Эти разъяснения она писала лишь для того, чтобы власть поняла: они, «бывшие», для неё не опасны, их интересует только наука, работа, далёкая от политики.
Оставшаяся без средств к существованию, 77-летняя ослепшая женщина просила не о себе, не о свободе сыну Александру (на это она уже не смела надеяться), а лишь об облегчении его участи: «разрешить ему заниматься серьёзным любимым научным трудом», чтобы его нахождение в одиночной камере «не превращалось в непрерывную пытку».
Сменив несколько тюрем, в 1938 году Александр Гизетти просто исчез: по одним сведениям был расстрелян, по другим – скончался в больнице.
Дата смерти Натальи Бекарюковой-Гизетти тоже доподлинно неизвестна. К этому времени не осталось никого из близких, кто мог бы её зафиксировать: все были расстреляны, сосланы или стары и до крайности запуганы.
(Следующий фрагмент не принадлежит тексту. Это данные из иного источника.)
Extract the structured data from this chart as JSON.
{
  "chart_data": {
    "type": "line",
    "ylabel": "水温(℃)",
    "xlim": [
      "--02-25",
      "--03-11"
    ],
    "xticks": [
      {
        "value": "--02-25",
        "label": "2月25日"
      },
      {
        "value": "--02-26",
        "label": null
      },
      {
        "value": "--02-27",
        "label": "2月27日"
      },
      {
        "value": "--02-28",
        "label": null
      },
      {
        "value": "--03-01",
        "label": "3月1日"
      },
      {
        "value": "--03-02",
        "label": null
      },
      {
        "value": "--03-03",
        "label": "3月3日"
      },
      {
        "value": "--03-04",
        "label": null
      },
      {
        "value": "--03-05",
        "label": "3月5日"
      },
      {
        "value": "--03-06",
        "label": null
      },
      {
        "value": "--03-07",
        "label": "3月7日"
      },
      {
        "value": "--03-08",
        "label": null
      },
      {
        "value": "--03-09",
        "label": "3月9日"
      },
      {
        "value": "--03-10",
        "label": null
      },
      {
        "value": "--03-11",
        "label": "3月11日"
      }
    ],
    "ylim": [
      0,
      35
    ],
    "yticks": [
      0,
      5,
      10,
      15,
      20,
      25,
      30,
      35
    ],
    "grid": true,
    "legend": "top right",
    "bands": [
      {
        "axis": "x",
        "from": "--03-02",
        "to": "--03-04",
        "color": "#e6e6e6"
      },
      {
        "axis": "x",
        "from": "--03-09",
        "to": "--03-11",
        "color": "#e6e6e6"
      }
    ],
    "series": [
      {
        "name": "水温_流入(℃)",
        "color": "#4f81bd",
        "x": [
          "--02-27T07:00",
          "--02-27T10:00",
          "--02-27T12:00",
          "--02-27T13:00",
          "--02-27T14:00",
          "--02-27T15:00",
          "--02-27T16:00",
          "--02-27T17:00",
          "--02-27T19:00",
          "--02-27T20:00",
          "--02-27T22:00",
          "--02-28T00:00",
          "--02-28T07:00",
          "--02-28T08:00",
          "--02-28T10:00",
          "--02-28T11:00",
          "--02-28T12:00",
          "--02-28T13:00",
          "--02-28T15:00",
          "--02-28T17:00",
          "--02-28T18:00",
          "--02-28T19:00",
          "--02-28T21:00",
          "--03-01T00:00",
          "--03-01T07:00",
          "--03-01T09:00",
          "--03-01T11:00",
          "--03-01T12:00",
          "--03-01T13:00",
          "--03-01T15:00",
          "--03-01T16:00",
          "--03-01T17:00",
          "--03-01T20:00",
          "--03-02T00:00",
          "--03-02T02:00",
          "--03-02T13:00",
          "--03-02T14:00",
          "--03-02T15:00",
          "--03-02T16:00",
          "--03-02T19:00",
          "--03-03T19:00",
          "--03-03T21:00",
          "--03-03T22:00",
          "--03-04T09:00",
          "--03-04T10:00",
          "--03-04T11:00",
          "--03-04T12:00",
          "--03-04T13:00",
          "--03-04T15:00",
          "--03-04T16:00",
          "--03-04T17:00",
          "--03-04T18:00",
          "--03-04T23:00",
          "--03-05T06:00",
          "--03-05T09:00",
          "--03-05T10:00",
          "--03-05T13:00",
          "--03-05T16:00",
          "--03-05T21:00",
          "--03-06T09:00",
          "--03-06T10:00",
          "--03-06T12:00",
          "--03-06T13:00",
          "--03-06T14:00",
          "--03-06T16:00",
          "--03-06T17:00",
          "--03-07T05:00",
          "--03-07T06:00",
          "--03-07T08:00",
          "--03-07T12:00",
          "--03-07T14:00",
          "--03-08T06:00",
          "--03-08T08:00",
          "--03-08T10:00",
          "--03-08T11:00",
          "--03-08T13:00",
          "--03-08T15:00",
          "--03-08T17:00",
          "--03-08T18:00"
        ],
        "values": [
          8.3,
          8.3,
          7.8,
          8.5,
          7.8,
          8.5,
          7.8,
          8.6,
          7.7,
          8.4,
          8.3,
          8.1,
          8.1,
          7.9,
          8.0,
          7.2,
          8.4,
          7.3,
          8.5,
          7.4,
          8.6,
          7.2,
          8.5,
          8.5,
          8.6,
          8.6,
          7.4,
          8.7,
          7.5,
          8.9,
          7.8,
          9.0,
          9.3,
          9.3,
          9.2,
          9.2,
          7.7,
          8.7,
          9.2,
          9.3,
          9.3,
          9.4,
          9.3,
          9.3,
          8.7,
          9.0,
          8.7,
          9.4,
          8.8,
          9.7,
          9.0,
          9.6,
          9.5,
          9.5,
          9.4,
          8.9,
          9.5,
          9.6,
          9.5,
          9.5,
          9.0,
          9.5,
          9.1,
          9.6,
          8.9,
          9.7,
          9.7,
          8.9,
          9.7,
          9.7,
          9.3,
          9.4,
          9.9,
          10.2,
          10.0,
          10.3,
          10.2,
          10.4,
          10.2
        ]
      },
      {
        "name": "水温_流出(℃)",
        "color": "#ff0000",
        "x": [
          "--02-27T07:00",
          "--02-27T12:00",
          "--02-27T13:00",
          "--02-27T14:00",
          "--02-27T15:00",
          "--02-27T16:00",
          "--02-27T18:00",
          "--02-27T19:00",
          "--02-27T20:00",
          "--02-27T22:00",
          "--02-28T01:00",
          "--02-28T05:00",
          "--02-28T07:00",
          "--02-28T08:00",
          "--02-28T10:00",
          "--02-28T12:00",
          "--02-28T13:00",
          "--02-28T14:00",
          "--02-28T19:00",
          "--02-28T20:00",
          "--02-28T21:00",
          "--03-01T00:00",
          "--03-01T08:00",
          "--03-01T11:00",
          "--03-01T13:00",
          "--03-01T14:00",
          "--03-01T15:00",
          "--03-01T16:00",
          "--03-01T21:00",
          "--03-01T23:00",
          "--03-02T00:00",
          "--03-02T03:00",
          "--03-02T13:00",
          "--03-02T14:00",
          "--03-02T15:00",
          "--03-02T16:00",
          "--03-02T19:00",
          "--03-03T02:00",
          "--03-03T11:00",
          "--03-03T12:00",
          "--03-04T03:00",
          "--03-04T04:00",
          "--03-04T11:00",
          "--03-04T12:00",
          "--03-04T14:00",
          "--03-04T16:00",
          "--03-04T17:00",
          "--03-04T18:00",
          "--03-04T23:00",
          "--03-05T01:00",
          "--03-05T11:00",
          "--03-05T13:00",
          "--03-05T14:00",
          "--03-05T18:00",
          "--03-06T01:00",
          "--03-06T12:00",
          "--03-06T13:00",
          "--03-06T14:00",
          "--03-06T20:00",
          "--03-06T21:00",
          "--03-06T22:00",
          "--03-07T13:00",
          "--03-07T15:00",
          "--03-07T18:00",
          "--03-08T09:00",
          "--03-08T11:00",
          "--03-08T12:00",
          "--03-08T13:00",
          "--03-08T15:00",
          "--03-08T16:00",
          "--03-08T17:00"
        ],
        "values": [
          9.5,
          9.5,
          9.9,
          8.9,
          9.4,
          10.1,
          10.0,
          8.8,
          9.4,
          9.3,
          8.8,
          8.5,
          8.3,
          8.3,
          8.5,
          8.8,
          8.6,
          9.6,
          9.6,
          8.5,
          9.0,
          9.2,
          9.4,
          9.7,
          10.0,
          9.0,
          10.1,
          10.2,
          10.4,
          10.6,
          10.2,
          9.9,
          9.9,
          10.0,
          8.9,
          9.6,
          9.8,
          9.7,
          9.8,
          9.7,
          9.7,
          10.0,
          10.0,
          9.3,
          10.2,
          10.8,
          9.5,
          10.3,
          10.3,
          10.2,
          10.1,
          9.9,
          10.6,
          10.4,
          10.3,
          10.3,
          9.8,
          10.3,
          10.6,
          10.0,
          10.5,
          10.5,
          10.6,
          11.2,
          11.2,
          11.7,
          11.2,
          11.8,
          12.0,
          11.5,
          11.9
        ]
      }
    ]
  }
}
Тем удивительнее, что сегодня на просторах Интернета встречается тщательно составленное древо этой линии Бекарюковых. Мы не надеемся, что кто‑то из её представителей выжил, нет. Важно другое – спустя 100 лет люди не забыли всё то хорошее, что они оставили после себя: книги, переводы, народные библиотеки, школы, гуманистические идеи, спасённые от холеры деревни и уникальный бор на берегу реки Нежеголь в Белгородской области.